Dan sebelum pergi sekali lagi Farza menendang masa depan Vano, membuatnya kesakitan lagi. Setelah itu dia pergi.
Farza berjalan beriringan dengan Arjuna dengan di tatap oleh semua mahasiswa, ada yang tersenyum ada juga yang menatapnya tajam.
"Kenapa semua ngliatin aku sih kak" tanya Farza heran.
"Ya siapa yang gak liatin kamu yang dalam sekejap kamu di cium 2 cowok, pasti irilah mereka" ucap Arjuna meledek sambil terkekeh.

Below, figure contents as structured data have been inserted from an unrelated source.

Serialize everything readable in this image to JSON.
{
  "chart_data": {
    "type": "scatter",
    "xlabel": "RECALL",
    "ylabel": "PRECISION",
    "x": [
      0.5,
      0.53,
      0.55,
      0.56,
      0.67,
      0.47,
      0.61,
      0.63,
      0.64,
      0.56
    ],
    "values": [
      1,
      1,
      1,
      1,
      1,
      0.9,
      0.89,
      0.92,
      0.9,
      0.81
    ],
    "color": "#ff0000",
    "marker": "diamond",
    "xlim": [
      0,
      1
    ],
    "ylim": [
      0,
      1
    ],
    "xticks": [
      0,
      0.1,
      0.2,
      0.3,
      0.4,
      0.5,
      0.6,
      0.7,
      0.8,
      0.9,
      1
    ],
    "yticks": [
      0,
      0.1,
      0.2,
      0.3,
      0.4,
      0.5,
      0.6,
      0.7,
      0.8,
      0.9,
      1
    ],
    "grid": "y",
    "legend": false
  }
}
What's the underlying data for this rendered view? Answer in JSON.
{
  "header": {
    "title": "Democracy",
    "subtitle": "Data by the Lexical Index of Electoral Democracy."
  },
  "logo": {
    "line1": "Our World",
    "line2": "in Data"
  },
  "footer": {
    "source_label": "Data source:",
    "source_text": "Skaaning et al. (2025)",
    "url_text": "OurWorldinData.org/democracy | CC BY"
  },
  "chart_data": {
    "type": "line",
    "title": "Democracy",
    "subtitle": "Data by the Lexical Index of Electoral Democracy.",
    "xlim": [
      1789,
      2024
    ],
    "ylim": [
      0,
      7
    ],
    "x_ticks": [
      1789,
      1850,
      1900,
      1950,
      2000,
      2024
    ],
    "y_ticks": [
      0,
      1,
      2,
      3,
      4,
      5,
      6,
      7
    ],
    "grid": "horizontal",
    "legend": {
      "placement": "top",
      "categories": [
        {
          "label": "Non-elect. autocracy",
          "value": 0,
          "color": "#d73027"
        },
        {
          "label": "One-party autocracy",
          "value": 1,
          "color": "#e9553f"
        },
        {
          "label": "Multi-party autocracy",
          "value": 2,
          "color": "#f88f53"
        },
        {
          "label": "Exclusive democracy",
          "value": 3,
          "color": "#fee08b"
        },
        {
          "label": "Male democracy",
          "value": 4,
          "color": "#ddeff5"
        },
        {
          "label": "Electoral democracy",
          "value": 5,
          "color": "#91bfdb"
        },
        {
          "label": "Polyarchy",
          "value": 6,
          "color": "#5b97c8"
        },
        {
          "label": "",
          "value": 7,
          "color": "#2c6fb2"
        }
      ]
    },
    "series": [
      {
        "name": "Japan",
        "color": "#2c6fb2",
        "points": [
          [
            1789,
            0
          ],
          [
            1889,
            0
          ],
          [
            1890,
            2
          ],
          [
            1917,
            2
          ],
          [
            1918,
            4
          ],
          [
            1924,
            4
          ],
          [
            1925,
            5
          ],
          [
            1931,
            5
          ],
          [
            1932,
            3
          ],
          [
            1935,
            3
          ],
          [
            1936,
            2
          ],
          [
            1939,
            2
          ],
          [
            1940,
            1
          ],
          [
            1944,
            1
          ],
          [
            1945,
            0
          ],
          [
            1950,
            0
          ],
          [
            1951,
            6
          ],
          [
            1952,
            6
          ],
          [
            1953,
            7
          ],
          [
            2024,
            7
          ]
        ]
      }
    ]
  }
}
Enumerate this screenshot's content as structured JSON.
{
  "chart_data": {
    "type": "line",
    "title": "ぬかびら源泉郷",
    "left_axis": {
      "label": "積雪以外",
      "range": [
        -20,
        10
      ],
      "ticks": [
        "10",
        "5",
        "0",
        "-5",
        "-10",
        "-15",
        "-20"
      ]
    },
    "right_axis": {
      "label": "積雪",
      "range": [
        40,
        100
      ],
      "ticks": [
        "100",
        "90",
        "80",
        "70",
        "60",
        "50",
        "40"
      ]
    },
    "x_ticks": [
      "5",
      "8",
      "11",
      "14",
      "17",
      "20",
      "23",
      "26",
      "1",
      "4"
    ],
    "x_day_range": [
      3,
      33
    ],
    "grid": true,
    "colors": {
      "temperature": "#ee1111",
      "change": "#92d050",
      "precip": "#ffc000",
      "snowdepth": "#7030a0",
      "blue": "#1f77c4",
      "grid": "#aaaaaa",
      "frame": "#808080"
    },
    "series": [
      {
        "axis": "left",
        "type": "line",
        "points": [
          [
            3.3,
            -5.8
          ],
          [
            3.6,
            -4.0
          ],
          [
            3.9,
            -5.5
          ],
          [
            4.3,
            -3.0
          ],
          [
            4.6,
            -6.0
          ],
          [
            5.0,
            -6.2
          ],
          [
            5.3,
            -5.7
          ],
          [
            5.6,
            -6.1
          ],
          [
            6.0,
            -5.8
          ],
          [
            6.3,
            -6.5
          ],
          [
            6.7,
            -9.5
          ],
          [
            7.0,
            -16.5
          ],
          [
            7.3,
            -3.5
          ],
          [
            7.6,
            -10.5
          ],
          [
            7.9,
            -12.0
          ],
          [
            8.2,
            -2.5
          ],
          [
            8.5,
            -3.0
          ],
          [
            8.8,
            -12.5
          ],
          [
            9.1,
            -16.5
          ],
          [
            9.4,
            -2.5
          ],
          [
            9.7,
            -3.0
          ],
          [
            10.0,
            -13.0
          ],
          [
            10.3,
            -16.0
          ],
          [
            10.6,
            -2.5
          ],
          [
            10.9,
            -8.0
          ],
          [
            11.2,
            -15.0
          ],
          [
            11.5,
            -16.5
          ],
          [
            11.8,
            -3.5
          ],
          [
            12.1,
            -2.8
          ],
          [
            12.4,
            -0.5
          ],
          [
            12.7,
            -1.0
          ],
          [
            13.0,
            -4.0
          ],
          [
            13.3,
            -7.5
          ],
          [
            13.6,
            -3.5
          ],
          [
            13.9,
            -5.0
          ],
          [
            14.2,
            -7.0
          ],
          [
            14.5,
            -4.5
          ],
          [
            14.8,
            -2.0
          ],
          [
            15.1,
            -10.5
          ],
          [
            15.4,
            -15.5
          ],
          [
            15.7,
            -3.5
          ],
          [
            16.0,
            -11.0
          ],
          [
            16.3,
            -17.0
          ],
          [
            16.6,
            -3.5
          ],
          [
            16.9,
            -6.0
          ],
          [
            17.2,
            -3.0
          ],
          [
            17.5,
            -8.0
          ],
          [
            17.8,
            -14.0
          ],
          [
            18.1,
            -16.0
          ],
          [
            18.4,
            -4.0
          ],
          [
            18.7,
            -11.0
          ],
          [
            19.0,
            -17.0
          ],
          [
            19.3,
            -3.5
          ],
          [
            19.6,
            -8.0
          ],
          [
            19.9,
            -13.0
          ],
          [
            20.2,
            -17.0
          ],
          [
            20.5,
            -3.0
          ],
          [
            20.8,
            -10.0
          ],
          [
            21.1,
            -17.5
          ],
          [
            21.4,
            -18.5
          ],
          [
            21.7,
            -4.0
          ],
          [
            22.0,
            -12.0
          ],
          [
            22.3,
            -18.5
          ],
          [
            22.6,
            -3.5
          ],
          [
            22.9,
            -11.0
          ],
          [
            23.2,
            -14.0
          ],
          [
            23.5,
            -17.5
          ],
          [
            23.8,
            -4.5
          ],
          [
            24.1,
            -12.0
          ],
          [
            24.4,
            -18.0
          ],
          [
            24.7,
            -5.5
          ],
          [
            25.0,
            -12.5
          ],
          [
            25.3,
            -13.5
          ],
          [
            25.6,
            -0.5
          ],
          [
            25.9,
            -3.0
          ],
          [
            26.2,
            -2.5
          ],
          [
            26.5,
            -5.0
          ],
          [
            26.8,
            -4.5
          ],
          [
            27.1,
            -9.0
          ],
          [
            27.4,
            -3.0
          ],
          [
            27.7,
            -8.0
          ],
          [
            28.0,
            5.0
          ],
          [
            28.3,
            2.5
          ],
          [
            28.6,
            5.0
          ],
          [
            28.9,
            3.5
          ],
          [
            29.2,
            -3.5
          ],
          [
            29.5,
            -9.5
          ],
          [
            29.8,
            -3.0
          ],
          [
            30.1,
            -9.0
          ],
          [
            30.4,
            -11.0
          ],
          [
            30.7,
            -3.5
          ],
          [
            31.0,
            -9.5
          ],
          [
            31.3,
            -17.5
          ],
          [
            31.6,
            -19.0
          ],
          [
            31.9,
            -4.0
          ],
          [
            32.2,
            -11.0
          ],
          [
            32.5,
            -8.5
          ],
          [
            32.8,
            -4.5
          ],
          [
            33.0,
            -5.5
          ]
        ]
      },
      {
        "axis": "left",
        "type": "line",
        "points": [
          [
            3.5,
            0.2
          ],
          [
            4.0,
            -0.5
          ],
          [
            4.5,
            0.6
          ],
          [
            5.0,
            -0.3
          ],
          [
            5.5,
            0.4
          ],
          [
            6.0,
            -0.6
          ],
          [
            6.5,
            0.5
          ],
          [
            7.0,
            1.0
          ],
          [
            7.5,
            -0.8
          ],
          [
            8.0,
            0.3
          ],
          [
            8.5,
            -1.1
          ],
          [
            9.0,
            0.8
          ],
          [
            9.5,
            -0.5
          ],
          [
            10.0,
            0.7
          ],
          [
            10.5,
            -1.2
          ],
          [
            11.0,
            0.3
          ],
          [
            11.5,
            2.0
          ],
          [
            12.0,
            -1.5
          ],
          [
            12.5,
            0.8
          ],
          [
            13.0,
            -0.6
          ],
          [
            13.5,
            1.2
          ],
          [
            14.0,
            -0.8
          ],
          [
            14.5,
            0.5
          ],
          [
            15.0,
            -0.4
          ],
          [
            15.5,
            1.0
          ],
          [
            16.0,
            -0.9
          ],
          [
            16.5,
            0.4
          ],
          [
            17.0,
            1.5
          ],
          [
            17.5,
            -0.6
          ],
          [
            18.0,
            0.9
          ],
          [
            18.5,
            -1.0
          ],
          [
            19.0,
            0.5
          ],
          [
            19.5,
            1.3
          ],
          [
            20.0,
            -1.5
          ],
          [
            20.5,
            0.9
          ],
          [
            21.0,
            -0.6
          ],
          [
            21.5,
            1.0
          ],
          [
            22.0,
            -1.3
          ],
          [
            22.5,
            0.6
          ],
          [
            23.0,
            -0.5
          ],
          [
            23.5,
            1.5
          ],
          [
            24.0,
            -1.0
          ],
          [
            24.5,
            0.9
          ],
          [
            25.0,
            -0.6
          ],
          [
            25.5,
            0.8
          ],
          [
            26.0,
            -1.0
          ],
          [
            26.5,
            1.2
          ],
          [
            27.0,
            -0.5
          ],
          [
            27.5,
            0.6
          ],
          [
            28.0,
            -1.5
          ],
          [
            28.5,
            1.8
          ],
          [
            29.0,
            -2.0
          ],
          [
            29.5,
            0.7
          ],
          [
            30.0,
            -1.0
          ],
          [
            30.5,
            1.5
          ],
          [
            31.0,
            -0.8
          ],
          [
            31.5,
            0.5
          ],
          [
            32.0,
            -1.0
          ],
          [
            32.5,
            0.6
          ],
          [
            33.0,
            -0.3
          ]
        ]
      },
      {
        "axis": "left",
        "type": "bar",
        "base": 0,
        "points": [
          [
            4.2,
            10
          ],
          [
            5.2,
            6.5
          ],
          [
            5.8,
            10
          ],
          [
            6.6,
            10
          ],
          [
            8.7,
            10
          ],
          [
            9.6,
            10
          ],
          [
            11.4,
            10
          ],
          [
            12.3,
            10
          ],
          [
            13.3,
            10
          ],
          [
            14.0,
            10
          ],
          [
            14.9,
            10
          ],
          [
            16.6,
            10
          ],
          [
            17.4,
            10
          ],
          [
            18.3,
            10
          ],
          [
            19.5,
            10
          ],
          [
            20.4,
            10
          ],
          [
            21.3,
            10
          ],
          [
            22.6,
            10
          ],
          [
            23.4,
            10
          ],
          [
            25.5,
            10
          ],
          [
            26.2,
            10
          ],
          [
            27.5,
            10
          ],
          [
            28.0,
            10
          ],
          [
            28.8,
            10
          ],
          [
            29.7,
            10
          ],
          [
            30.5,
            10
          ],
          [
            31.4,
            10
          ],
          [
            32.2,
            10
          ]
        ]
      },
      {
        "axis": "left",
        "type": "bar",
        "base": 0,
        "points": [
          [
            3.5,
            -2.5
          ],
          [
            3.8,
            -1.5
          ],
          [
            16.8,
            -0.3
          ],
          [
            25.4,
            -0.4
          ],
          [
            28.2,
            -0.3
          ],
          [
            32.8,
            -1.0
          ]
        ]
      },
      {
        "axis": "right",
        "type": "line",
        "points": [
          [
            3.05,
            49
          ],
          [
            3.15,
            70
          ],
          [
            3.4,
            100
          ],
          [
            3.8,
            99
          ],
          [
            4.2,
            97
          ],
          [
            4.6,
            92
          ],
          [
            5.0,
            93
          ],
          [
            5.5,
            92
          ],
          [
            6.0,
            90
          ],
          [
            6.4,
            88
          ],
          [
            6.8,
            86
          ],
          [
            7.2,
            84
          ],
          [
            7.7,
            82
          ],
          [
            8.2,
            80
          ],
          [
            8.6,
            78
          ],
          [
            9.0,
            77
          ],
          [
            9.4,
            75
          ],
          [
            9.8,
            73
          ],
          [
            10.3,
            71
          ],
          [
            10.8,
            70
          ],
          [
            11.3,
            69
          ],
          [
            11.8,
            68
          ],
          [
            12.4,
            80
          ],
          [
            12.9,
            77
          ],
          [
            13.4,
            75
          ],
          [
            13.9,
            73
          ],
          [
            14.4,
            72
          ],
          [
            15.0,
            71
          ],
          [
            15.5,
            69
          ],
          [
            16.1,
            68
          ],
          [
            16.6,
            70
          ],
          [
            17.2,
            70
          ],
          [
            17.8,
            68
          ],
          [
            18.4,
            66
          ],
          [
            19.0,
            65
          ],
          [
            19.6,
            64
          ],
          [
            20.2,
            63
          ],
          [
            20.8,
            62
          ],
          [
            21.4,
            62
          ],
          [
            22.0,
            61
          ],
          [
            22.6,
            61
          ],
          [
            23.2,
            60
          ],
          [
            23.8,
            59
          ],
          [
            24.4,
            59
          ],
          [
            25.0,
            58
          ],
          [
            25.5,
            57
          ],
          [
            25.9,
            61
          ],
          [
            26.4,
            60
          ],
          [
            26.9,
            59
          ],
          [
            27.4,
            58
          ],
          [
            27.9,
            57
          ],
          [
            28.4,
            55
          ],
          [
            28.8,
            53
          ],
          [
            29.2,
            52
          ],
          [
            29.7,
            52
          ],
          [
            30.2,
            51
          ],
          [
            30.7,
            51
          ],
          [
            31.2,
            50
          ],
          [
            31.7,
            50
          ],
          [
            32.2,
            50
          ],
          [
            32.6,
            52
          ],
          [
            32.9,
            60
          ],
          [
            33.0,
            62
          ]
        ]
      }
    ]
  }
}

Farza memukul lengan Arjuna "Ih kak Juna, gak lucu tau...!!"
"Hahaha.... udah jangan manyun gitu lah, udah sana acaranya udah mau mulai tuh"
"Iya... " Farza pun pergi bergabung dengan sahabatnya yang lain.
Dan kali ini semua calon mahasiswa dan seluruh warga kampus sudah mengetahui kalau Farza adalah orang terdekat Arjuna. Dan itu membuat para mahasiswa perempuan menjadi patah hati. Karena banyak dari mereka yang menyukai Arjuna karena ketampanan nya.
.
.
.
.
__ADS_1
. Bersambung....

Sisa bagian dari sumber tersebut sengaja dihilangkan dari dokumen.